Insulin pumps and continuous glucose monitoring devices may or may not be covered items on the drug card plan. If covered under the drug card plan, supplies should be billed through the pharmacy. If they are not covered under the drug card, they should be billed on a CMS 1500 under the hospital HME provider’s NPI. If dispensed in a physician’s office, charges should be billed under the rendering provider’s NPI. The claim is to be coded with Place of Service 12 (home) and the appropriate HME modifier (NU or RR). This includes Paradigm real-time glucose sensors.


When billing a charge that requires an invoice, make sure the invoice meets required criteria: Failure to follow these instructions may result in the claim being returned or denied.

  • Invoices that do not coincide, within reason, with the date of service.  
  • Invoices that are not clearly marked as to what charge it coincides with on the claim.  
  • Invoices that are not legible.  
  • Provider to member invoices are not acceptable.  
  • Packing slips, catalog pages, order forms or purchase orders are not acceptable. 
  • Charges for shipping, handling or tax will not be reimbursed.    
  • If a claim has multiple lines requiring an invoice, indicate the page and line number for each charge on the invoice. 
Hospital HME Billing

When HME for patient home use is dispensed out of the hospital’s free-standing HME business, the HME should be billed on a CMS-1500 claim form under the HME provider’s name and NPI number.  

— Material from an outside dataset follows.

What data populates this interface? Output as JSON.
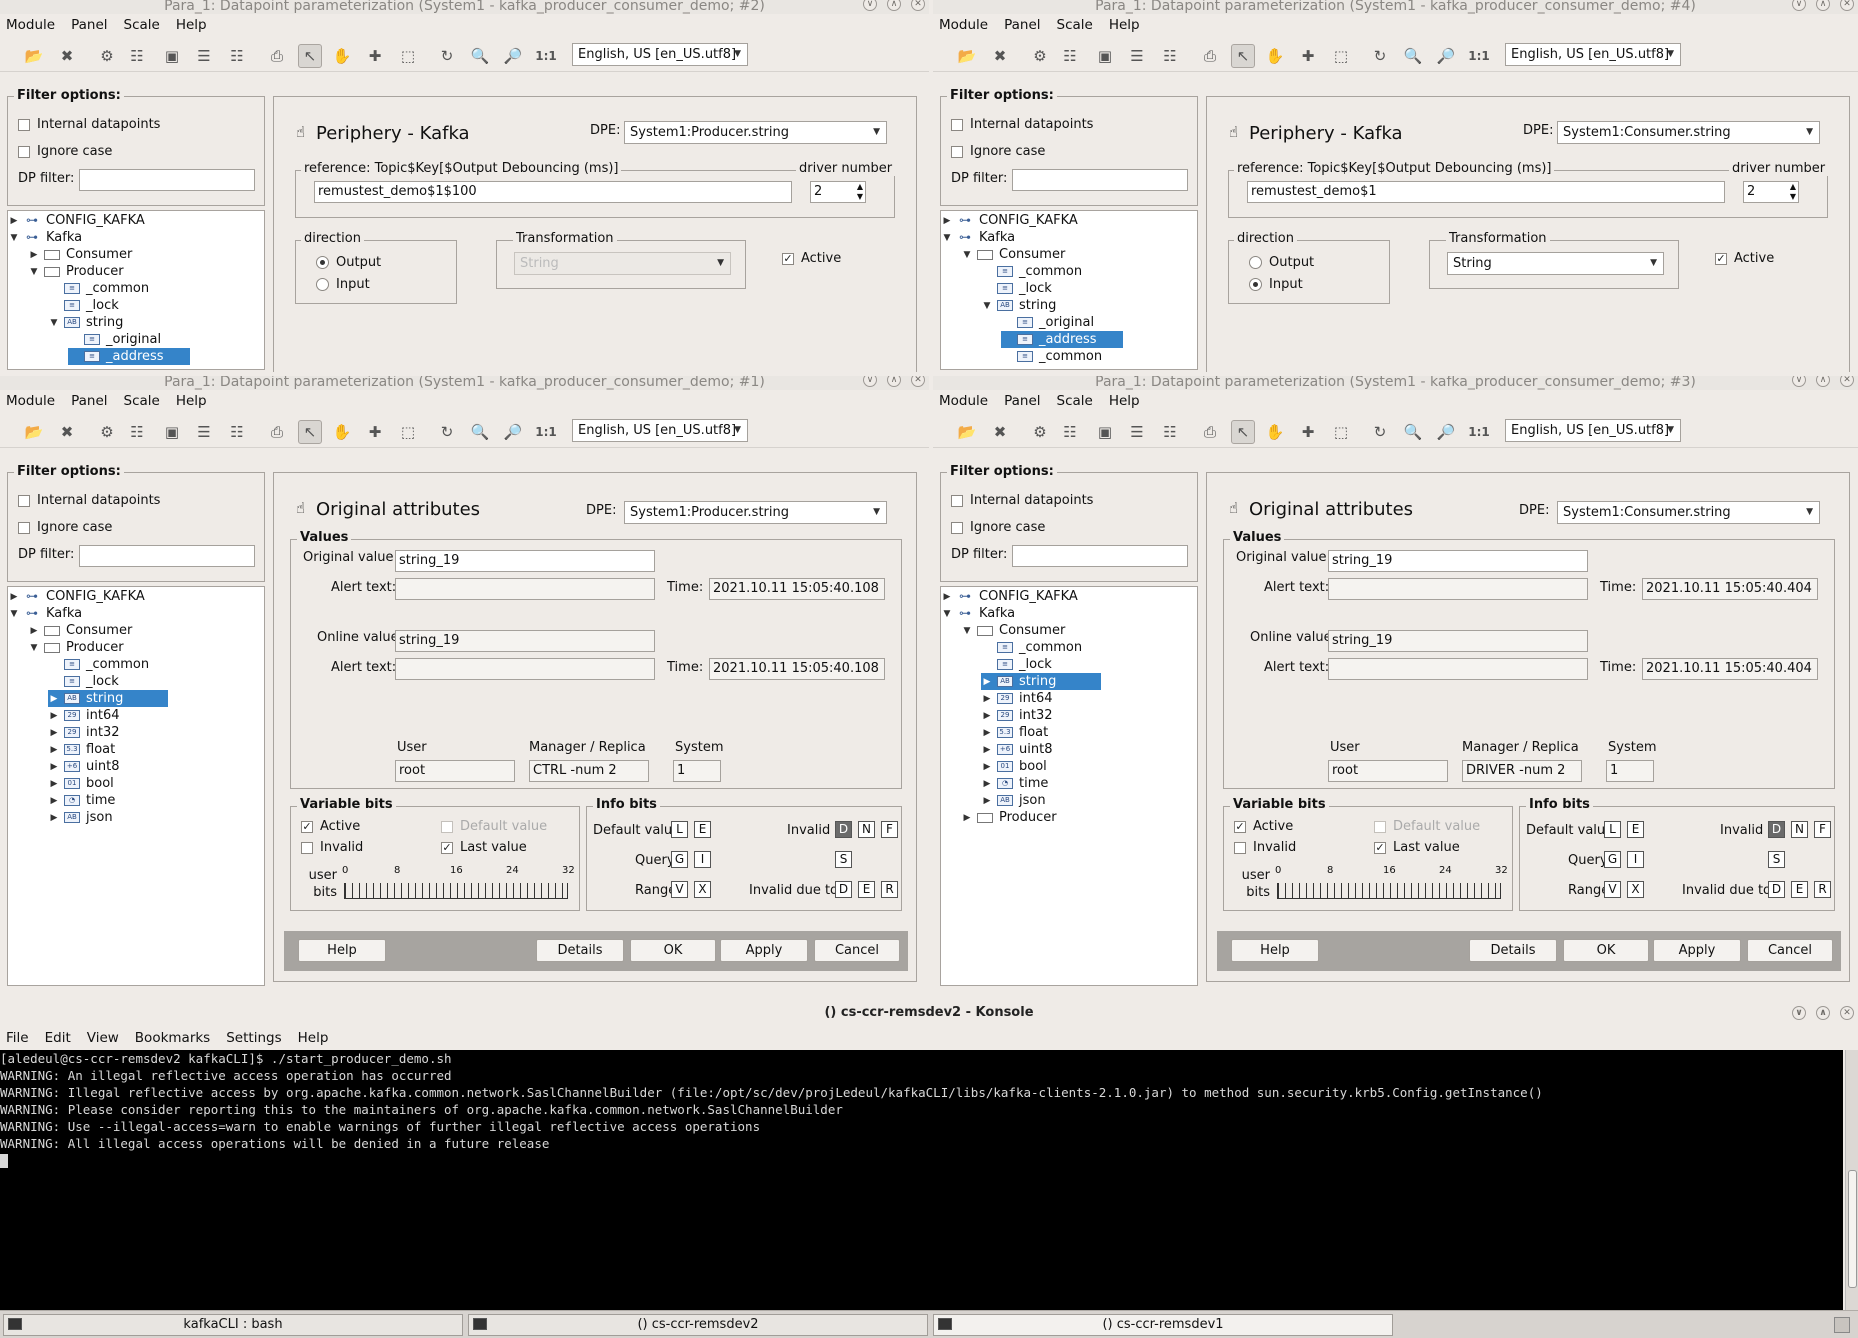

Supplies and drugs dispensed during an outpatient hospice visit must be billed separately on a CMS-1500 under the HME provider.     

When HME for patient home use is dispensed from the central supply or PT area of the hospital, the HME should be billed by the hospital on the UB04.  

Any HME equipment or supplies used by an inpatient or acute care facility must be billed to BCBSNE by the facility. The HME provider cannot bill BCBSNE for the equipment and supplies.